The concept behind gene therapy has always had great appeal. You have a disease caused by a bad gene? Install a good version of the gene and it might well compensate. Nothing succeeds in medicine like a quick fix. If it works.
Of course, it turned out that genes work in far more complex ways than once imagined. And there’s the pesky little matter of putting the genes into the cells where they are needed. Oh, and not killing your patient.
As Nicholas Wade writes in Saturday’s New York Times, gene therapy is “a technique with a 20-year record of almost unbroken failure.” But, in the same story, Wade reports that British gene therapists have “successfully” treated six patients with hemophilia B, which afflicts about 20 percent of hemophiliacs. He cites figures in a commentary in the New England Journal of Medicine, to the effect that a single $30,000 gene treatment may replace a cost of $300,000 a year over a lifetime for repeated doses of clotting factors.

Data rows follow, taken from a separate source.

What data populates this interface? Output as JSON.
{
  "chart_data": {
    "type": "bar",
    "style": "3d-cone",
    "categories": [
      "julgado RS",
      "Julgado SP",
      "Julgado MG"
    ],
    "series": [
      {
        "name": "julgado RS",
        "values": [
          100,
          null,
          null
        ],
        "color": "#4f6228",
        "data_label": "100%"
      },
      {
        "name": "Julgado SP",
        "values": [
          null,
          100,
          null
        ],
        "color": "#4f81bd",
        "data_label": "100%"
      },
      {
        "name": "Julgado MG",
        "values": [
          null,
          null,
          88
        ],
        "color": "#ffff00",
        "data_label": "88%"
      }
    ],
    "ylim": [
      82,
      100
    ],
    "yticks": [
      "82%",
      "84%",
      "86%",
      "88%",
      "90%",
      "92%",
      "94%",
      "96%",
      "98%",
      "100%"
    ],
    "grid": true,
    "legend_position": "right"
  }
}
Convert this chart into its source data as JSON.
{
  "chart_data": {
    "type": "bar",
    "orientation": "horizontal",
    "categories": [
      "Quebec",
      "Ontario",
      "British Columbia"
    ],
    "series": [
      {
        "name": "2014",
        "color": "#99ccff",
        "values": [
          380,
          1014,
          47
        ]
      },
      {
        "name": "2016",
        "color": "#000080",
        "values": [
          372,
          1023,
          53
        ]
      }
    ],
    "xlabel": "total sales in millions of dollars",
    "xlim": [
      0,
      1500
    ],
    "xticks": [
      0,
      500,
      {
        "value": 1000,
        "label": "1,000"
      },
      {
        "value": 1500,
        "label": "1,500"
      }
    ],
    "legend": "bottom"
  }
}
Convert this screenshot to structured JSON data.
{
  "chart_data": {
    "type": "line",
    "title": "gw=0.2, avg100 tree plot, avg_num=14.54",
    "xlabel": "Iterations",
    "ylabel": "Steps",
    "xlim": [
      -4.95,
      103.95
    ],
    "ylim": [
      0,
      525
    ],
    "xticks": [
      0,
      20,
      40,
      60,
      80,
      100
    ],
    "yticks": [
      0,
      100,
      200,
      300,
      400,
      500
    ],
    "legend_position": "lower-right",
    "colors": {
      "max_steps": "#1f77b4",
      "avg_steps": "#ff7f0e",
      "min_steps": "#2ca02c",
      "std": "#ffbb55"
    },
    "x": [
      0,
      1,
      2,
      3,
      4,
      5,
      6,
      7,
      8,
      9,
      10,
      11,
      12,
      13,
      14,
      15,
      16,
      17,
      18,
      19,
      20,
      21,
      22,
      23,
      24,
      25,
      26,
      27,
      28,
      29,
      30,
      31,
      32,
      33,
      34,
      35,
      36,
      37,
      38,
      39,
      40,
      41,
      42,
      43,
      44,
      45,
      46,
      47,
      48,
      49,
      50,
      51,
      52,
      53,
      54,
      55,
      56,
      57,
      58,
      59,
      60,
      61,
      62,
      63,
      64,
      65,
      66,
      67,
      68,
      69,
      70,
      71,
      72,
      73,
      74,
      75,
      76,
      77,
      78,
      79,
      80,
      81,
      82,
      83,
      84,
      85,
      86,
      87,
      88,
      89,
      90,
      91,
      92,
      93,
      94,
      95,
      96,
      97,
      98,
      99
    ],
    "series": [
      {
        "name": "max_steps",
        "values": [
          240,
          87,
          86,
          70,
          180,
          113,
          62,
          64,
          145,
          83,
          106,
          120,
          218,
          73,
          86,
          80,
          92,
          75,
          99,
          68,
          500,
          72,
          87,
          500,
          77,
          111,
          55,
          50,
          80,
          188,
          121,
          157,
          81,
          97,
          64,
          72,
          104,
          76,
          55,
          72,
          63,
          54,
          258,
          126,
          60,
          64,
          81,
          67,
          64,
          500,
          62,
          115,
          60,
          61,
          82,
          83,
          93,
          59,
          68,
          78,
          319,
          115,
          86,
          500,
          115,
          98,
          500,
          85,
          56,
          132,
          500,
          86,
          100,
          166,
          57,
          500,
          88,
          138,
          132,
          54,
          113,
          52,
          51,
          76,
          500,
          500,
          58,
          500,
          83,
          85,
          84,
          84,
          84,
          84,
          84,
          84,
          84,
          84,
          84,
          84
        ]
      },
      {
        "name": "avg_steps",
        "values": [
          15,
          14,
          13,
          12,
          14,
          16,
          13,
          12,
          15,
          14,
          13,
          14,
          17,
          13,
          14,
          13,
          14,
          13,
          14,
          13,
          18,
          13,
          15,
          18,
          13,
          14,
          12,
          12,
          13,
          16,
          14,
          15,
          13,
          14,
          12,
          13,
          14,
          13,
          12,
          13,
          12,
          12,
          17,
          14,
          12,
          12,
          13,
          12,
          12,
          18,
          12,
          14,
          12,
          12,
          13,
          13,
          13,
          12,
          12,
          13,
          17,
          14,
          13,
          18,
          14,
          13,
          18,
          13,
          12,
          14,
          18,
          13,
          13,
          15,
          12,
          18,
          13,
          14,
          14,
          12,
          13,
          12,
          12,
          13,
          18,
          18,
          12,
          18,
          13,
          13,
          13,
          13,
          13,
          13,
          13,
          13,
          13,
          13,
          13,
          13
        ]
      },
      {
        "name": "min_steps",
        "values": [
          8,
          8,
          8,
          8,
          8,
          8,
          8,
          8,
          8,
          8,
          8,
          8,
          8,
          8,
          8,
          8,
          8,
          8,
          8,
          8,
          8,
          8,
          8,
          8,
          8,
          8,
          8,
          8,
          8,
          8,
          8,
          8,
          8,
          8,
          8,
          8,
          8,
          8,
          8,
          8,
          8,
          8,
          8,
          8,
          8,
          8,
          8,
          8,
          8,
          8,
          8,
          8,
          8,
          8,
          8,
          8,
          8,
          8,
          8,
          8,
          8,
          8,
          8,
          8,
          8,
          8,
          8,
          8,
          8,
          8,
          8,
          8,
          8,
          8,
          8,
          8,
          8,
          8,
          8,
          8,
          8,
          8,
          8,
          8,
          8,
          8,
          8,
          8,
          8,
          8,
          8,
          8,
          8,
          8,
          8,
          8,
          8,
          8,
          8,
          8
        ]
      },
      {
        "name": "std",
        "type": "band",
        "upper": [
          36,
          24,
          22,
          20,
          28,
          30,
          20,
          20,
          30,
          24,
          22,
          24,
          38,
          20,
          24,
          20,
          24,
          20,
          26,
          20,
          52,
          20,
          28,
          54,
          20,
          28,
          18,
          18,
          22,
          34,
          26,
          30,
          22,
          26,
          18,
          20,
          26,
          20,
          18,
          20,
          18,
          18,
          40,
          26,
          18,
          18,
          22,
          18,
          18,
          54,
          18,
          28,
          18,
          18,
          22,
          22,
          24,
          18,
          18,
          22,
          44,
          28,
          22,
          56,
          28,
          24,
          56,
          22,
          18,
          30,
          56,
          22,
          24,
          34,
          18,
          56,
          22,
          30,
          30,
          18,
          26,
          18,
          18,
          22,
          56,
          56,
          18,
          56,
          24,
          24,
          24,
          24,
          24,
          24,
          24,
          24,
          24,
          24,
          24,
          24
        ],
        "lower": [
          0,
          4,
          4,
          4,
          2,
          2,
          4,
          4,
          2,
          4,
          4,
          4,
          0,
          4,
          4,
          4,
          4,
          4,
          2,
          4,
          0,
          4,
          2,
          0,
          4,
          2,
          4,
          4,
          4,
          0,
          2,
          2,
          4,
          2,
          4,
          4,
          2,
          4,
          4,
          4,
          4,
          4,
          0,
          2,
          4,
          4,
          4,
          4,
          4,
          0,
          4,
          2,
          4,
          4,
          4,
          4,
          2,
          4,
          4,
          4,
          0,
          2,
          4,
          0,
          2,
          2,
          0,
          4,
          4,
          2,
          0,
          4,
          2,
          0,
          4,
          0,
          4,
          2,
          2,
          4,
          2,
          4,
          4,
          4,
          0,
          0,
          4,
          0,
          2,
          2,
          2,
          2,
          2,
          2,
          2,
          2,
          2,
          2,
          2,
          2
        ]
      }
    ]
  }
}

A close read of Wade’s piece reveals that only four of the six patients were better enough to forego conventional treatment entirely. The other two got some benefit but still needed injections of clotting factor. He also doesn’t help readers recognize that six patients is a very small study though, of course, when you get a dramatic result in even a few patients, that’s pretty intriguing.
Deena Beasley‘s story for Reuters devotes a good bit of space to the economic consequences not for patients or the health care system but for manufacturers of the clotting factors. If this thing works, it could be bad for business.
The AP‘s story, by Mike Stobbe, took care in the second graf to say the study was “preliminary” and involved “only six patients” and that earlier promising attempts with gene therapy “ultimately failed.” Excellent context. Unlike most other accounts, Stobbe also gave the actual results: Patients saw their clotting factor levels increase from less than 1 percent of normal to at least 2 percent and, in one case, to 11 percent. Good tempering of irrational exuberance. USA Today picked up Stobbe’s story.